Since it works on one, the hopefully the filter can work on all of my elements. While I am at it, I would like to switch from hiding/showing layers in my SVG to translating a single layer in each topping SVG. So, I remove the group layers in pepperoni.svg which now becomes:
<?xml version="1.0" encoding="UTF-8" standalone="no"?>
<!-- Created with Inkscape (http://www.inkscape.org/) -->
<svg
   xmlns:svg="http://www.w3.org/2000/svg"
   xmlns="http://www.w3.org/2000/svg"
   version="1.1"
   width="32"
   height="32">
  <path
      d="M 22,12 A 10,10 0 1 1 2,12 10,10 0 1 1 22,12 z"
      style="fill:#d40000;fill-opacity:1;stroke:#000000;stroke-width:1.5;stroke-miterlimit:4;stroke-opacity:1;stroke-dasharray:none" />
</svg>
That is much, much smaller without the filter definition and the layers.

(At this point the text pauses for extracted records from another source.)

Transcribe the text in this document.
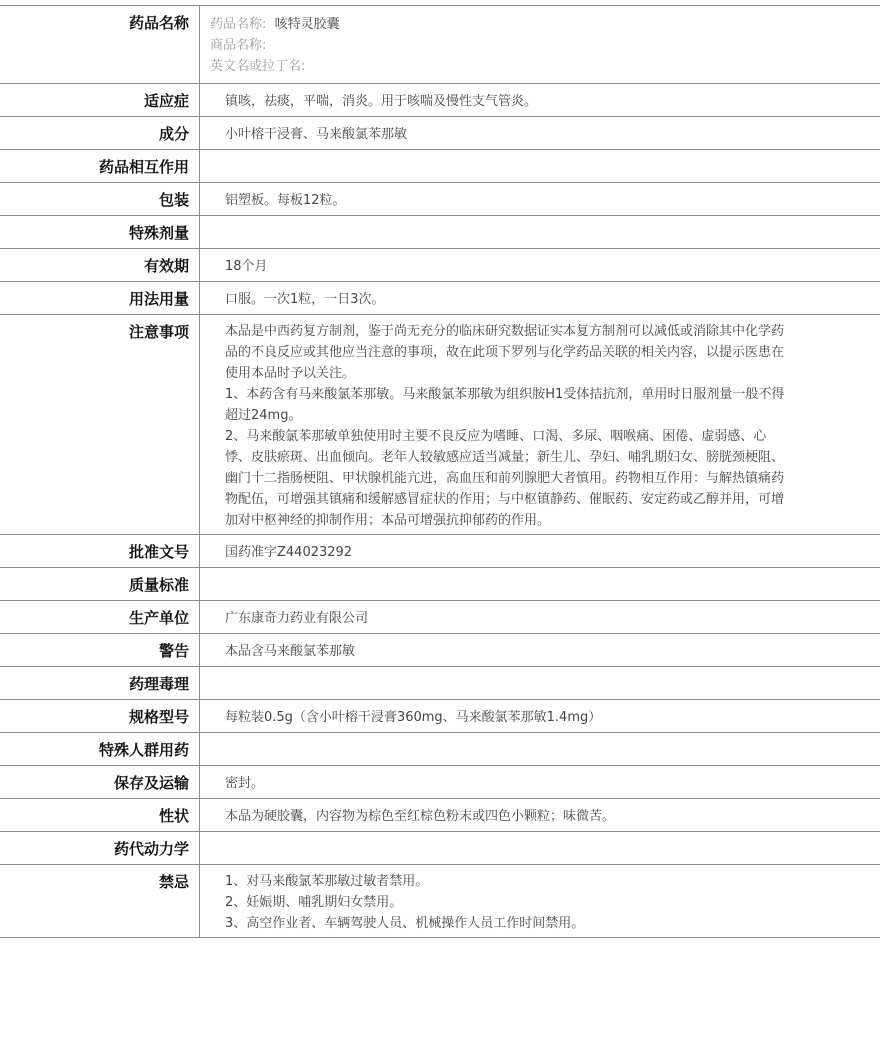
药品名称	药品名称: 咳特灵胶囊
商品名称:
英文名或拉丁名:
适应症	镇咳，祛痰，平喘，消炎。用于咳喘及慢性支气管炎。
成分	小叶榕干浸膏、马来酸氯苯那敏
药品相互作用
包装	铝塑板。每板12粒。
特殊剂量
有效期	18个月
用法用量	口服。一次1粒，一日3次。
注意事项	本品是中西药复方制剂，鉴于尚无充分的临床研究数据证实本复方制剂可以减低或消除其中化学药品的不良反应或其他应当注意的事项，故在此项下罗列与化学药品关联的相关内容，以提示医患在使用本品时予以关注。
1、本药含有马来酸氯苯那敏。马来酸氯苯那敏为组织胺H1受体拮抗剂，单用时日服剂量一般不得超过24mg。
2、马来酸氯苯那敏单独使用时主要不良反应为嗜睡、口渴、多尿、咽喉痛、困倦、虚弱感、心悸、皮肤瘀斑、出血倾向。老年人较敏感应适当减量；新生儿、孕妇、哺乳期妇女、膀胱颈梗阻、幽门十二指肠梗阻、甲状腺机能亢进，高血压和前列腺肥大者慎用。药物相互作用：与解热镇痛药物配伍，可增强其镇痛和缓解感冒症状的作用；与中枢镇静药、催眠药、安定药或乙醇并用，可增加对中枢神经的抑制作用；本品可增强抗抑郁药的作用。
批准文号	国药准字Z44023292
质量标准
生产单位	广东康奇力药业有限公司
警告	本品含马来酸氯苯那敏
药理毒理
规格型号	每粒装0.5g（含小叶榕干浸膏360mg、马来酸氯苯那敏1.4mg）
特殊人群用药
保存及运输	密封。
性状	本品为硬胶囊，内容物为棕色至红棕色粉末或四色小颗粒；味微苦。
药代动力学
禁忌	1、对马来酸氯苯那敏过敏者禁用。
2、妊娠期、哺乳期妇女禁用。
3、高空作业者、车辆驾驶人员、机械操作人员工作时间禁用。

Now I can eliminate the layer code that had supported the pepperoni SVG:
  _svgPepperoni() {
    var svg = _svgImage('pepperoni');
    return svg
     ..onMouseOver.listen((e){
          svg.query('#up').style.display = '';
          svg.query('#down').style.display = 'none';
        })
      ..onMouseLeave.listen((e){
          svg.query('#up').style.display = 'none';
          svg.query('#down').style.display = '';
      });
  }
Instead, the pepperoni now uses the same function as all of the other toppings:
  _svgPepperoni()   => _svgImage('pepperoni');
  _svgSausage()     => _svgImage('sausage');
  _svgGreenPepper() => _svgImage('green_pepper');
Finally, the _svgImage() function now does translation and filter application when mouse events occur:
  _svgImage(basename) {
    var svg = new GElement()
      ..append(new SvgElement.svg(svgContent['$basename.svg']));

    var path = svg.query('path');
    var style = path.getAttribute('style');

    return svg
      ..onMouseOver.listen((e){
          path
            ..setAttribute('style', '$style;filter:url(#topping-drop-shadow)')
            ..setAttribute('transform', 'translate(-2.8577037,-1.6074583)');
        })
      ..onMouseLeave.listen((e){
          path
            ..setAttribute('style', style)
            ..setAttribute('transform', 'translate(0,0)');
      });
  }
And that does the trick. I now get drop shadows for all of my toppings:



Well, that might not be 100% working. I still need to figure out how best to handle the drawing area clipping, but this is getting very close to good enough. I will pick back up with the clipping tomorrow.